Yogyakarta (ANTARA News) - Persyarikatan perempuan Muhammadiyah, Aisyiyah, menilai pemerintah masih belum memberi perhatian maksimal terhadap kesehatan reproduksi sehingga angka kematian ibu di Indonesia masih tinggi.

"Kurangnya perhatian pemerintah terhadap kesehatan reproduksi tercermin dari terbatasnya alokasi anggaran untuk menunjang peningkatan kesehatan reproduksi perempuan," kata fasilitator Lembaga Penelitian dan Pengembangan Aisyiyah (LPPA) Tri Hastuti di Yogyakarta, Minggu.

Menurut dia, rata-rata anggaran yang dialokasikan pemerintah daerah untuk mendukung program kesehatan reproduksi perempuan berkisar antara 0,1 hingga satu persen dari total anggaran pendapatan dan belanja daerah (APBD).

Padahal, lanjut dia, sebagian besar pendapatan asli daerah tersebut bersumber dari retribusi rumah sakit umum daerah (RSUD) dan pusat kesehatan masyarakat (puskesmas) yang menjadi tempat perempuan dan anak-anak berobat.

Berdasarkan Undang-Undang Kesehatan yang berlaku, besaran anggaran untuk kesehatan adalah lima persen dari anggaran pendapatan dan belanja negara (APBN) serta untuk APBD adalah 10 persen di luar gaji, dengan dua per tiganya digunakan untuk pelayanan publik.

Salah satu indikasi dari rendahnya perhatian pemerintah pada kesehatan reproduksi adalah masih tingginya angka kematian ibu di Indonesia, sehingga persoalan tersebut menjadi masalah terberat yang dihadapi pemerintah.

Ia mengatakan angka kematian ibu di Indonesia masih cukup tinggi bila dibandingkan dengan negara-negara di Asia bahkan diperkirakan target Indonesia pada 2015 dalam sasaran pembangunan millenium tentang angka kematian ibu akan sulit tercapai.

Saat ini, angka kematian ibu menurut pemerintah adalah 228 per 100.000 kelahiran hidup, namun menurut penelitian dari sejumlah lembaga sosial masyarakat dari luar negeri, angka kematian ibu di Indonesia masih mencapai 407 per 100.000 kelahiran hidup.

Indonesia telah menetapkan angka kematian ibu berdasarkan sasaran pembangunan millenium pada 2015 sebesar 205 per 100.000 kelahiran hidup.

Sementara itu, Ketua Majelis Kesehatan dan Lingkungan Hidup Pimpinan Pusat Aisyiyah Noorahmah Watik menyatakan, persyarikatan perempuan berencana untuk mengembangkan program desa siaga di seluruh wilayah Aisyiyah.

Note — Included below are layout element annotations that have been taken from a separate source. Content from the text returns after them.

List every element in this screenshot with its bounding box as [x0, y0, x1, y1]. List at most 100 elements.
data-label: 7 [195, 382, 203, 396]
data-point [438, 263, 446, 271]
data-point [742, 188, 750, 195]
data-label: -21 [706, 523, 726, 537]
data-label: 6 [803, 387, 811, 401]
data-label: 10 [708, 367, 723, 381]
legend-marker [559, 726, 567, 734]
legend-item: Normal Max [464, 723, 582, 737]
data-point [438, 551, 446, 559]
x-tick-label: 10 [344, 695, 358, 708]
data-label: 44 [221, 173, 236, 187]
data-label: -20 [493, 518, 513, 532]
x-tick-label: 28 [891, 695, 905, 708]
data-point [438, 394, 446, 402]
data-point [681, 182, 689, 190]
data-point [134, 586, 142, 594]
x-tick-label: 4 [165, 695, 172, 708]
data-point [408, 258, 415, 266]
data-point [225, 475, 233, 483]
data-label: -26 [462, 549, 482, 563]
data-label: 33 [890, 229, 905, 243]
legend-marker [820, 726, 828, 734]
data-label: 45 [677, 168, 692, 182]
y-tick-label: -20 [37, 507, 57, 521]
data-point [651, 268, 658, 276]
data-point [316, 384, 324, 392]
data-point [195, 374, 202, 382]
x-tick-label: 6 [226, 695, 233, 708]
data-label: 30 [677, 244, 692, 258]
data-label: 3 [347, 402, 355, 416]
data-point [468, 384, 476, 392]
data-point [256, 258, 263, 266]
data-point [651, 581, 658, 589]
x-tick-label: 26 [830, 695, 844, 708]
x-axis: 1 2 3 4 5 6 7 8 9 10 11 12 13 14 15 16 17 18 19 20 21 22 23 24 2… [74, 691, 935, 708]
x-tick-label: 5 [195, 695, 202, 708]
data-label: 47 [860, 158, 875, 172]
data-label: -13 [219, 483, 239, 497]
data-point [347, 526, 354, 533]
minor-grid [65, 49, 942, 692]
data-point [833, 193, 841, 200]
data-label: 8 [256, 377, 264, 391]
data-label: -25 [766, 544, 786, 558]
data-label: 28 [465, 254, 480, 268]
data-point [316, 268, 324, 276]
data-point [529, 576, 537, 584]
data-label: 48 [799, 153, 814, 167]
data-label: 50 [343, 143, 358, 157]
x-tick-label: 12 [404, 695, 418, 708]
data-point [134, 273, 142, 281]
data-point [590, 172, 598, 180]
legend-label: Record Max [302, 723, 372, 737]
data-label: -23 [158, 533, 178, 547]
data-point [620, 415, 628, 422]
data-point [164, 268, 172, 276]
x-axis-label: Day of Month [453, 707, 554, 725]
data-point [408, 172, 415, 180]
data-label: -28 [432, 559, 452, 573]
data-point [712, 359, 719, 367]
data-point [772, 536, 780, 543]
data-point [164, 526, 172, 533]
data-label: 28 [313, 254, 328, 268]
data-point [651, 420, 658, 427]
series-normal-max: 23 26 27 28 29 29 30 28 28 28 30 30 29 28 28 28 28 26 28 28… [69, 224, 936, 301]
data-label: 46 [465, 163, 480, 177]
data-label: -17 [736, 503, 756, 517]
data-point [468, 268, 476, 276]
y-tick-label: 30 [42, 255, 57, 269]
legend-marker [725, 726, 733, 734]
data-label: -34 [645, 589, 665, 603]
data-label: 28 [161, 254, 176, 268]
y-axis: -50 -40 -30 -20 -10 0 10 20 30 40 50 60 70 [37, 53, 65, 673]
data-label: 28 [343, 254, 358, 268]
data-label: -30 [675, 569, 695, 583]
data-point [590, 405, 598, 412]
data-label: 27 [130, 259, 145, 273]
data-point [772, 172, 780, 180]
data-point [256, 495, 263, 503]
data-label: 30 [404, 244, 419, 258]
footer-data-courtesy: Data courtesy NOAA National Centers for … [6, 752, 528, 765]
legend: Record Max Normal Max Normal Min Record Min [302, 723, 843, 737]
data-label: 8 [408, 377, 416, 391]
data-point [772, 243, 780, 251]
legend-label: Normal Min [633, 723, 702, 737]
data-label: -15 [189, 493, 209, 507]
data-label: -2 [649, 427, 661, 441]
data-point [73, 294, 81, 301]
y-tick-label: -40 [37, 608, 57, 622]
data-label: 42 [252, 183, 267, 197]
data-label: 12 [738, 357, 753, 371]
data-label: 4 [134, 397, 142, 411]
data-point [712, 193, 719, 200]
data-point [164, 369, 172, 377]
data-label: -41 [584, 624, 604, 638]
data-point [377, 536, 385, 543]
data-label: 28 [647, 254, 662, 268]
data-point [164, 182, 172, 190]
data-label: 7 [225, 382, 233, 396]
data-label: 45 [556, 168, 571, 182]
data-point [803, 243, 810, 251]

Saat ini, program desa siaga telah dirintis di lima provinsi, yaitu Banten, Bengkulu, Jawa Timur, Sumatra Selatan, dan Sulawesi Selatan. Di tiap provinsi diambil satu kabupaten dengan tiga desa atau ranting sebagai proyek percontohan, sehingga saat ini telah terdapat 15 model desa siaga.

Program yang dijalankan di desa siaga, antara lain penurunan angka kematian ibu dan bayi, pemberian pendidikan kesehatan reproduksi dan keluarga berencana, pembudayaan perilaku hidup bersih dan sehat, posyandu balita dan lansia, pencegahan penyakit infeksi menular seksual serta penanggulangan HIV/AIDS, tuberculosis (TB), dan malaria.

"Khusus untuk kesehatan reproduksi, Aisyiyah memiliki sasaran utama yaitu remaja, pasangan usia subur dan pencegahan penyakit untuk ibu-ibu hamil," katanya.